After the plaintiff's mother died in February 2013, the plaintiff, as her sole heir, notified the tax office of the acquisition of the property by way of a gift as part of the inheritance tax proceedings. The tax office assessed gift tax on the value of the property. The plaintiff claimed that this was in violation of both the German Constitutional Law and EU law. The lower tax court rejected the appeal.
Decision of the Supreme Tax Court (STC)
The STC agreed with the decision of the lower court and rejected the appeal as unfounded. Gifts are only subject to gift tax if the donor is a resident at the time the gift is made, or if the acquirer is a resident at the time the tax arises. If this is the case, the entire accrual of assets is subject to gift tax, irrespective of whether the assets are domestic or foreign assets.
No violation of fundamental constitutional rights
The involvement of German citizens residing abroad into the concept of unlimited tax liability is part of determining the taxable assets and thus the amount subject to tax. To achieve this the legislator is given a wide scope of discretion and flexibility in determining the amount subject to tax. In this respect, the specific provision of Section 2 (1) no. 1 sentence 2 (b) ITGA was found by the STC to be appropriate and not arbitrary.
The extended unlimited gift tax liability also does not suffer from a structural enforcement deficit and shortcomings in collecting the tax and thus it was held by the STC not to contravene the principle of equality as laid down in Article 3 (1) of the Basic Law.

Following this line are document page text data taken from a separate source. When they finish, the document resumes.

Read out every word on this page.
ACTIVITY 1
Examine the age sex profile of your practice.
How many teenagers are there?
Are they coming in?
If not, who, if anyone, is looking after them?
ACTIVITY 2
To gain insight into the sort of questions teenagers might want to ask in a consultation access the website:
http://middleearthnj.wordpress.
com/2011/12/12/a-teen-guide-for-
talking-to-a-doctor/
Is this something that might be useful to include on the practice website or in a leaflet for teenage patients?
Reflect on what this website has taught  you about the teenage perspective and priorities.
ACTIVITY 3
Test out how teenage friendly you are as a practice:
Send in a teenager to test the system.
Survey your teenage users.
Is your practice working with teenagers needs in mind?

No violation of EU principles
The STC pointed out that the legal situation has already been clarified by ECJ case law, and the court saw no need to obtain a preliminary ruling in this respect under Article 267 TFEU.
In the past the European Court of Justice (ECJ) has ruled that a Dutch regulation, under which the transfer of an estate of a national of a Member State who died within ten years of transferring his residence abroad is taxed as if that national had remained resident in the same Member State, does not constitute a restriction on the free movement of capital (ECJ, decision of 23 February 2006 C-513/03 van Hilten - van der Heijden; para. 45). In the judgment van Hilten - van der Heijden, the ECJ essentially relied on the fact that the Dutch law applicable at the time foresaw a wide-ranging option for a tax credit for foreign inheritance or gift tax paid. Such a credit option also exists in the present case.

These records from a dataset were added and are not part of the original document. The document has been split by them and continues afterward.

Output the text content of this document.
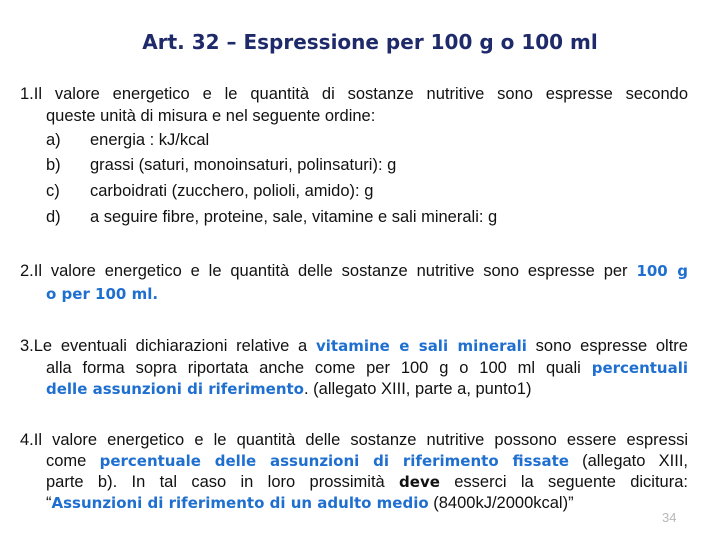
Art. 32 – Espressione per 100 g o 100 ml
1.Il valore energetico e le quantità di sostanze nutritive sono espresse secondo
queste unità di misura e nel seguente ordine:
a) energia : kJ/kcal
b) grassi (saturi, monoinsaturi, polinsaturi): g
c) carboidrati (zucchero, polioli, amido): g
d) a seguire fibre, proteine, sale, vitamine e sali minerali: g
2.Il valore energetico e le quantità delle sostanze nutritive sono espresse per 100 g
o per 100 ml.
3.Le eventuali dichiarazioni relative a vitamine e sali minerali sono espresse oltre
alla forma sopra riportata anche come per 100 g o 100 ml quali percentuali
delle assunzioni di riferimento. (allegato XIII, parte a, punto1)
4.Il valore energetico e le quantità delle sostanze nutritive possono essere espressi
come percentuale delle assunzioni di riferimento fissate (allegato XIII,
parte b). In tal caso in loro prossimità deve esserci la seguente dicitura:
“Assunzioni di riferimento di un adulto medio (8400kJ/2000kcal)”
34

Furthermore, and according to the case law of the ECJ, the Member States enjoy a certain autonomy in this area and are therefore not obliged to adapt their own tax systems to the different systems of tax of the other Member States in order, inter alia, to eliminate the double taxation arising from the exercise in parallel by those Member States of their fiscal sovereignty (ECJ, decision of 12 February 2009 C-67/08 Block; para. 31).
Finally, the disputed German regulation also does not contravene the Agreement for Free Movement of Persons between the EU and Switzerland. For that matter, it was neither submitted nor is it evident in the case of dispute that the move of the plaintiff or his mother to Switzerland was in connection with employment-related reasons. Although Art. 24 of Annex I also contains a provision for persons who are not in employment, it only deals with the right to a residence permit, which is not relevant for the question of the extended unlimited gift tax liability.
Update (20 October 2023)
In the meantime, a constitutional complaint has been filed against the ruling (pending under file no. 1 BvR 325/23 at the Constitutional Court).
Supreme Tax Court, decision of 12 October 2022 (II R 5/20), published on 12 January 2023.